Quel était votre rapport à la radio durant votre jeunesse ?
Durant mon adolescence, j’ai beaucoup écouté la radio, surtout pour la musique. Une passion transmise très tôt par mon grand frère. Au lycée, je me suis tournée vers le théâtre. J’ai développé un fort intérêt pour le monde du spectacle. J’ai une formation de comédienne. J’ai suivi des cours de théâtre à Paris et j’ai même participé à des stages d’été au Cours Florent. Ma vie professionnelle a débuté à 21 ans. Après avoir laissé un message vocal sur un répondeur pour un casting chez FIP, ça a fait tilt et j’ai été recrutée. J’annonçais surtout les bouchons. J’avais la charge de les rendre « sexy » à l’antenne, pour le plaisir des automobilistes alsaciens. J’avais peur, j’étais très timide, mais beaucoup complimentaient ma voix, on me faisait comprendre que j’étais à ma place.

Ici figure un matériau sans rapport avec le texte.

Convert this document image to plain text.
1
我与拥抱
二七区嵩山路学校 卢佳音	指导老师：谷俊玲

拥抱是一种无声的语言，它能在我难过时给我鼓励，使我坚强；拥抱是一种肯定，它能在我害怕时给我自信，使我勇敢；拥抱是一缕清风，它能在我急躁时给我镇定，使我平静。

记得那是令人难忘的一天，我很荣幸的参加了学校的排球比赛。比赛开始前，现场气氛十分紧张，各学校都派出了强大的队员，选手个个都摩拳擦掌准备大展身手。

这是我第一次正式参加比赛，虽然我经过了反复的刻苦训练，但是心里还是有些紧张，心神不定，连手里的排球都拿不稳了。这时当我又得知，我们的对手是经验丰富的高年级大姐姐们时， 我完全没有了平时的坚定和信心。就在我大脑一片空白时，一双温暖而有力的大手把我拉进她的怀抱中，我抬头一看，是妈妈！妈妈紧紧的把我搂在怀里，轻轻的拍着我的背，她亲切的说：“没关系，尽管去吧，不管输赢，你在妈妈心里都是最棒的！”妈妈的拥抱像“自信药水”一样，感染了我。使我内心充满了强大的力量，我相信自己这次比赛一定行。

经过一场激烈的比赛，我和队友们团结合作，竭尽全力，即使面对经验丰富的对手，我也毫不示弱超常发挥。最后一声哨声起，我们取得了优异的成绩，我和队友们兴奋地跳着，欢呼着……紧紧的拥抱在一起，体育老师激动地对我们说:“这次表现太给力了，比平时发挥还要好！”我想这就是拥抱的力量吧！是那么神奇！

En 1996, après des expériences à Europe 2 et Arte, vous décidez de partir à Paris, pour voir si l’herbe est plus verte ailleurs. Est-ce que cette décision vous a réussi ?

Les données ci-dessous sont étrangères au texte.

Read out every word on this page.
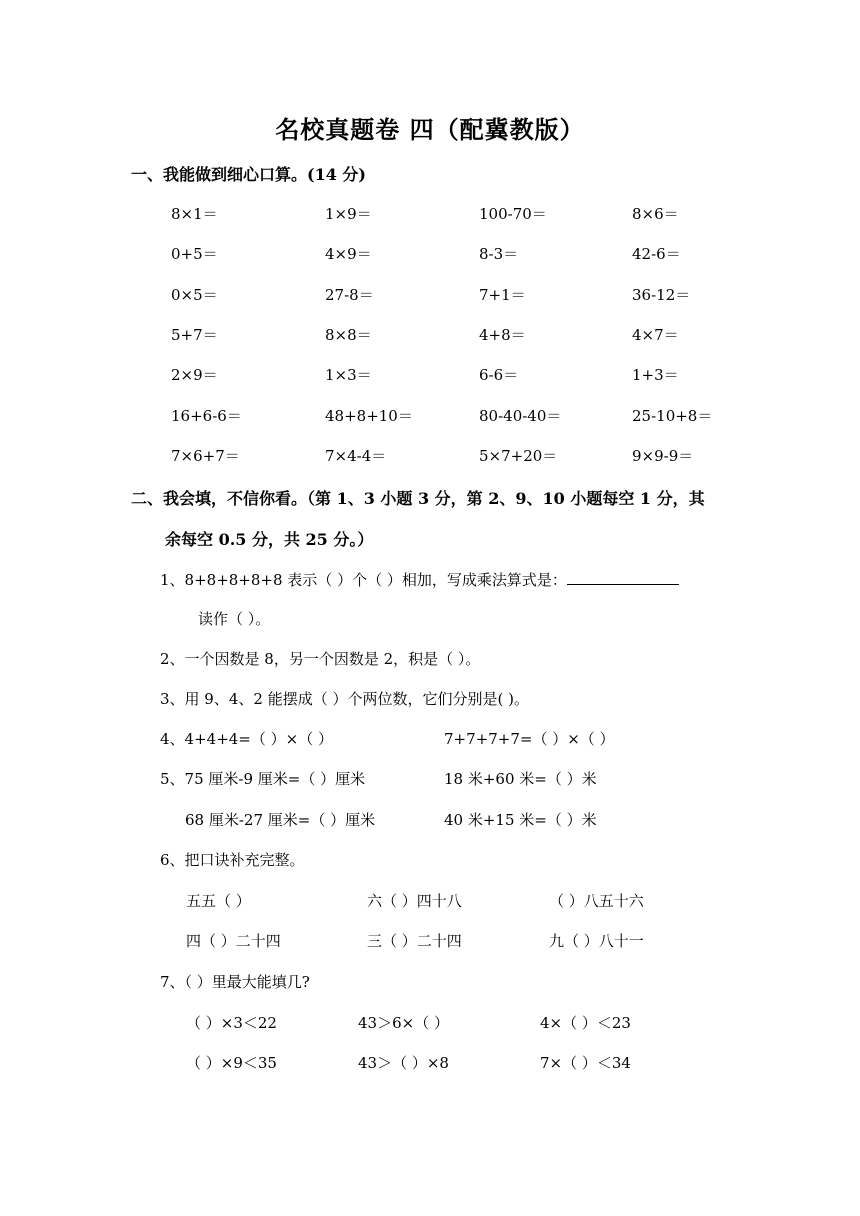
名校真题卷 四（配冀教版）
一、我能做到细心口算。(14 分)
8×1＝	1×9＝	100-70＝	8×6＝
0+5＝	4×9＝	8-3＝	42-6＝
0×5＝	27-8＝	7+1＝	36-12＝
5+7＝	8×8＝	4+8＝	4×7＝
2×9＝	1×3＝	6-6＝	1+3＝
16+6-6＝	48+8+10＝	80-40-40＝	25-10+8＝
7×6+7＝	7×4-4＝	5×7+20＝	9×9-9＝
二、我会填，不信你看。（第 1、3 小题 3 分，第 2、9、10 小题每空 1 分，其
余每空 0.5 分，共 25 分。）
1、8+8+8+8+8 表示（ ）个（ ）相加，写成乘法算式是：
读作（ ）。
2、一个因数是 8，另一个因数是 2，积是（ ）。
3、用 9、4、2 能摆成（ ）个两位数，它们分别是( )。
4、4+4+4=（ ）×（ ）	7+7+7+7=（ ）×（ ）
5、75 厘米-9 厘米=（ ）厘米	18 米+60 米=（ ）米
68 厘米-27 厘米=（ ）厘米	40 米+15 米=（ ）米
6、把口诀补充完整。
五五（ ）	六（ ）四十八	（ ）八五十六
四（ ）二十四	三（ ）二十四	九（ ）八十一
7、（ ）里最大能填几?
（ ）×3＜22	43＞6×（ ）	4×（ ）＜23
（ ）×9＜35	43＞（ ）×8	7×（ ）＜34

Les débuts n’ont pas été simples. J’ai travaillé pendant un temps en tant que serveuse, mais j’ai été renvoyée, car trop maladroite. Par chance, j’ai appris par une connaissance commune que Franck Firmin-Guion, l’ancien directeur artistique d’ARTE, avait rejoint TF1. Ainsi, j’ai participé à un grand casting pour devenir la voix d’antenne de TF1 et j’ai été retenue. Pendant dix-neuf ans, j’ai annoncé le programme de la soirée après le journal télévisé de 20h, les fameux « coming next ». En parallèle, j’intervenais la nuit sur RTL2. J’ai aussi bossé pour MFM, RTL où je faisais des remplacements dans la matinale aux côtés de Christophe Hondelatte, Europe 1, pour qui j’étais speakerine, Sud Radio, et même France 2, où j’enregistrais également des bandes annonces. On a aussi pu entendre ma voix dans des pubs pour Nespresso, Renault ou même Lancia.

En 2018, vous décidez de quitter la capitale pour retrouver votre Alsace natale. Pourquoi ?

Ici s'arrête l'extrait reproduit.